MALI President Released From Arrest Detention by Military Coup Leaders
Credit: Wikipedia / Mali President Ibrahim Boubacar Keïta
By Gary Raynaldo DIPLOMATIC TIMES
Mali’s ousted President Ibrahim Boubacar Keïta has been released from detention after being arrested in a military coup last week. Keïta’s release was announced on Thursday morning by local media. Keïta resigned after a military mutiny that has plunged the west African nation in to political chaos. A group of military officers, the National Committee for the Salvation of the People (CNSP), has controlled the West African country since August 18, when the mutineers detained Keïta at gunpoint and forced him to resign. Anti-government protesters had been holding massive protests calling on President Keïta to resign during the past months. Protesters accused Keïta of stealing a parliamentary election in March and installing his own candidates.
Former Nigerian President Goodluck Jonathan did not have much luck in regional mediation efforts to broker a deal with junta leaders in the west African nation Mali after the military coup. The Economic Community of West African States, (ECOWAS) dispatched negotiators to Mali at the weekend in a bid to reverse President Keïta’s removal from power last week. The former Nigerian president led the regional mediation team. Talks between West African mediators and Mali’s military coup leaders ended on Monday after three days of discussions without any decision on the make-up of a transitional government.
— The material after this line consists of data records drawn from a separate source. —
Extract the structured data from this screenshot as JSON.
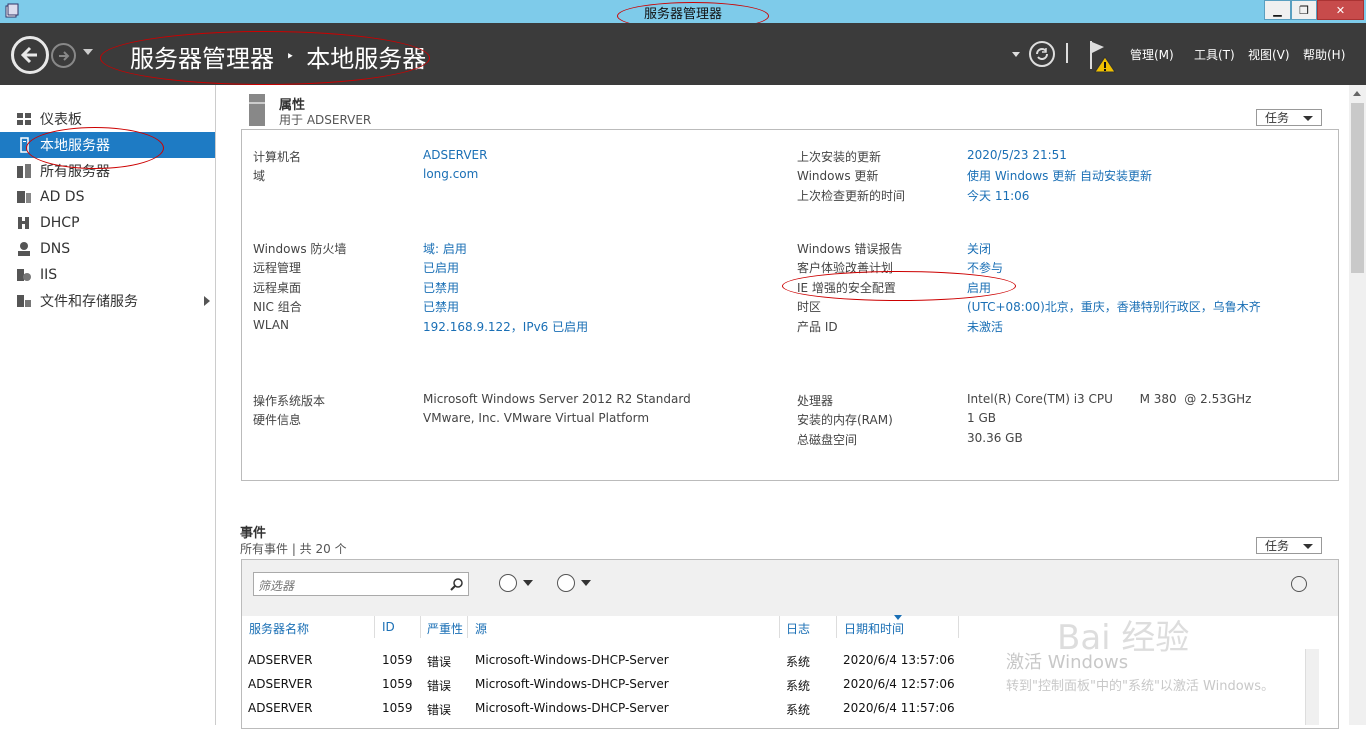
{
  "window": {
    "title": "服务器管理器",
    "controls": {
      "minimize": "▁",
      "restore": "❐",
      "close": "✕"
    }
  },
  "header": {
    "breadcrumb": {
      "root": "服务器管理器",
      "separator": "‣",
      "current": "本地服务器"
    },
    "menu": {
      "manage": "管理(M)",
      "tools": "工具(T)",
      "view": "视图(V)",
      "help": "帮助(H)"
    }
  },
  "sidebar": {
    "items": [
      {
        "label": "仪表板",
        "icon": "dashboard-icon"
      },
      {
        "label": "本地服务器",
        "icon": "server-icon",
        "active": true
      },
      {
        "label": "所有服务器",
        "icon": "servers-icon"
      },
      {
        "label": "AD DS",
        "icon": "adds-icon"
      },
      {
        "label": "DHCP",
        "icon": "dhcp-icon"
      },
      {
        "label": "DNS",
        "icon": "dns-icon"
      },
      {
        "label": "IIS",
        "icon": "iis-icon"
      },
      {
        "label": "文件和存储服务",
        "icon": "storage-icon"
      }
    ]
  },
  "properties": {
    "title": "属性",
    "subtitle": "用于 ADSERVER",
    "task_label": "任务",
    "left": {
      "computer_name": {
        "label": "计算机名",
        "value": "ADSERVER"
      },
      "domain": {
        "label": "域",
        "value": "long.com"
      },
      "firewall": {
        "label": "Windows 防火墙",
        "value": "域: 启用"
      },
      "remote_mgmt": {
        "label": "远程管理",
        "value": "已启用"
      },
      "remote_desktop": {
        "label": "远程桌面",
        "value": "已禁用"
      },
      "nic": {
        "label": "NIC 组合",
        "value": "已禁用"
      },
      "wlan": {
        "label": "WLAN",
        "value": "192.168.9.122，IPv6 已启用"
      },
      "os": {
        "label": "操作系统版本",
        "value": "Microsoft Windows Server 2012 R2 Standard"
      },
      "hw": {
        "label": "硬件信息",
        "value": "VMware, Inc. VMware Virtual Platform"
      }
    },
    "right": {
      "last_update": {
        "label": "上次安装的更新",
        "value": "2020/5/23 21:51"
      },
      "win_update": {
        "label": "Windows 更新",
        "value": "使用 Windows 更新 自动安装更新"
      },
      "last_check": {
        "label": "上次检查更新的时间",
        "value": "今天 11:06"
      },
      "error_report": {
        "label": "Windows 错误报告",
        "value": "关闭"
      },
      "ceip": {
        "label": "客户体验改善计划",
        "value": "不参与"
      },
      "ie_esc": {
        "label": "IE 增强的安全配置",
        "value": "启用"
      },
      "timezone": {
        "label": "时区",
        "value": "(UTC+08:00)北京，重庆，香港特别行政区，乌鲁木齐"
      },
      "product_id": {
        "label": "产品 ID",
        "value": "未激活"
      },
      "cpu": {
        "label": "处理器",
        "value": "Intel(R) Core(TM) i3 CPU       M 380  @ 2.53GHz"
      },
      "ram": {
        "label": "安装的内存(RAM)",
        "value": "1 GB"
      },
      "disk": {
        "label": "总磁盘空间",
        "value": "30.36 GB"
      }
    }
  },
  "events": {
    "title": "事件",
    "subtitle": "所有事件 | 共 20 个",
    "task_label": "任务",
    "filter_placeholder": "筛选器",
    "columns": [
      "服务器名称",
      "ID",
      "严重性",
      "源",
      "日志",
      "日期和时间"
    ],
    "rows": [
      [
        "ADSERVER",
        "1059",
        "错误",
        "Microsoft-Windows-DHCP-Server",
        "系统",
        "2020/6/4 13:57:06"
      ],
      [
        "ADSERVER",
        "1059",
        "错误",
        "Microsoft-Windows-DHCP-Server",
        "系统",
        "2020/6/4 12:57:06"
      ],
      [
        "ADSERVER",
        "1059",
        "错误",
        "Microsoft-Windows-DHCP-Server",
        "系统",
        "2020/6/4 11:57:06"
      ]
    ]
  },
  "watermark": {
    "activate_title": "激活 Windows",
    "activate_sub": "转到\"控制面板\"中的\"系统\"以激活 Windows。",
    "baidu": "Bai 经验"
  },
  "colors": {
    "accent": "#1e7bc4",
    "header_bg": "#3b3b3b",
    "titlebar": "#7ecbea",
    "link": "#1a6fb5"
  }
}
ECOWAS called for the immediate reinstatement to power of President Keita who was forced to resign following the military coup. During an emergency summit of ECOWAS held Thursday, leaders of the 15-nation bloc also called for the immediate release of Keita who was arrested along with several other government officials. The bloc also moved to suspend Mali from all ECOWAS decision-making bodies with immediate effect, in accordance with the Supplementary Protocol on Democracy and Good Governance, until the effective restoration of constitutional order. ECOWAS further decided to close all land and air borders as well as stop all financial, economic and trade flows and transactions between Member States and Mali, except for basic essentials, drugs and other supplies and equipment for the fight against COVID-19, petroleum products and electricity.
Sources said the talks quickly moved from the possibility of reinstating President Keïta due to resistance to that by junta leaders to who would lead Mali and for how long in a transitional government.